Additional settings available in the left bar include:
- Page size, including custom sizes. Pro-level accounts can choose pages sizes up to 48"x48".
- Map scale, including custom scales. Casual users probably just care about the page boundaries and not the scale, but often advanced users benefit from being able to print maps that are exactly 1:24k or 1:50k.
- Whether to create a PDF (useful for printing) or a JPEG (for loading into an image editor).
- A title, which shows up at the bottom of the PDF, and also serves as a way to identify each PDF within CalTopo.
- The ability to include UTM or USNG gridlines, and Lat/Long tick marks. As with map scale, this is probably meaningless to casual users but super important for off-trail travel.
- Map datum. This setting only affects the UTM gridlines and Lat/Long tickmarks.
- Whether to shade polygons, or print them with transparent fill for greater legibility.
- The ability to print extra-large icons for large-format briefing maps that are meant to be viewed at a distance.
There are also a handful of PDF management options, which don't affect the PDF itself but control how it is stored in CalTopo.
- The Keep For option controls how long a PDF's URL will stay around before expiring. You can always download a PDF and keep it forever, but the URL is an easy mechanism for sharing it with others or downloading it to your phone.
- Load From allows you to load page boundaries from a previously created PDF, making it easy to produce a new map with the same dimensions and borders, but updated data or base layers.
- Save As lets you replace an existing map that you've already printed. If you want to seamlessly update a PDF URL you've already shared with someone, set both the Load From and Save As options to that PDF.
Pro-level subscribers also have a few additional PDF features under the Customization section. You can specify custom text for the PDF's QR code, and upload images such as a profile or organization logo for each corner of the map.
By default, multi-page PDFs will include an overview page showing the location of each page boundary.
All PDFs include a footer with some basic information. The first line on the left is the page number for multi-page PDFs, the title, or if no title is specified, the map projection. The next two lines are the datum and UTM or USNG zone, which are always displayed but only meaningful if you've chosen to print a coordinate grid.
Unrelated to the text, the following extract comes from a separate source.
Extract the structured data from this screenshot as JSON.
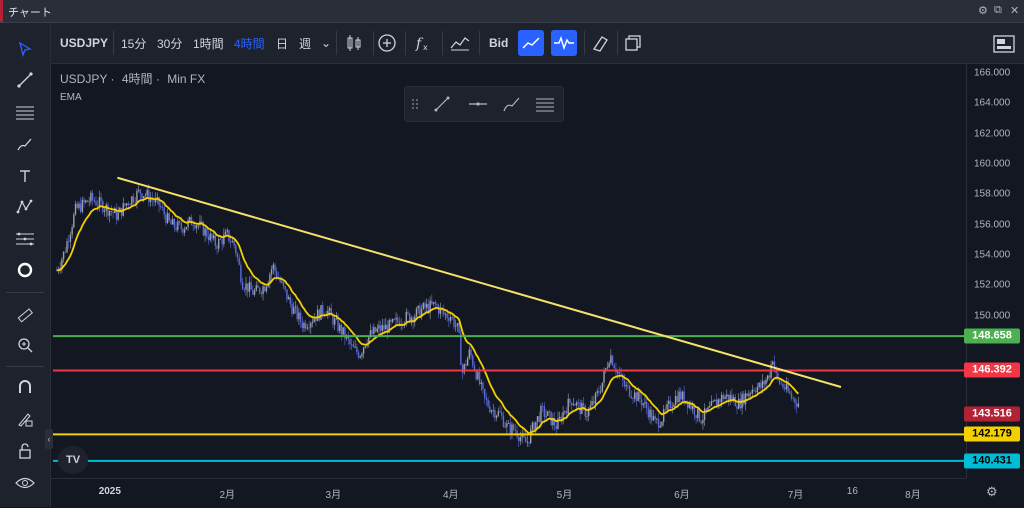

The center is a bar showing the map scale in both miles and kilometers, with the exact scale and a real-world inch:feet representation printed below.
At the far right is a declination arrow, which shows the magnetic declination at the center of the map. This is the present-day declination, computed when the PDF is generated and rounded to the nearest degree. Single-page geospatial PDFs (see below) have a QR code to the left of the declination arrow so that printed maps can easily be imported into a phone.
All single-page PDFs printed on CalTopo are geospatial PDFs, which means that they contain extra information relating positions on the PDF to real-world coordinates. While there are a number of programs that can read this information, the most common use is to pull CalTopo maps into the Avenza PDF Maps application. You can view your location on the PDF, as well as record tracks and import or export data.
Any PDF you create while signed into CalTopo is automatically saved to your account. You can access them via the Your PDFs tab of your account dialog.
The dropdown at the far right shows the number of days until the PDF will expire, and allows you to change its expiration date, including bumping it out to whatever your account is limited to. In theory, a free account could keep a PDF around forever by visiting this page once a week and resetting the expiration date to 7 days out.
There is no limit to the number of PDFs you can have active at once, but you can delete a PDF using the red X in the first column.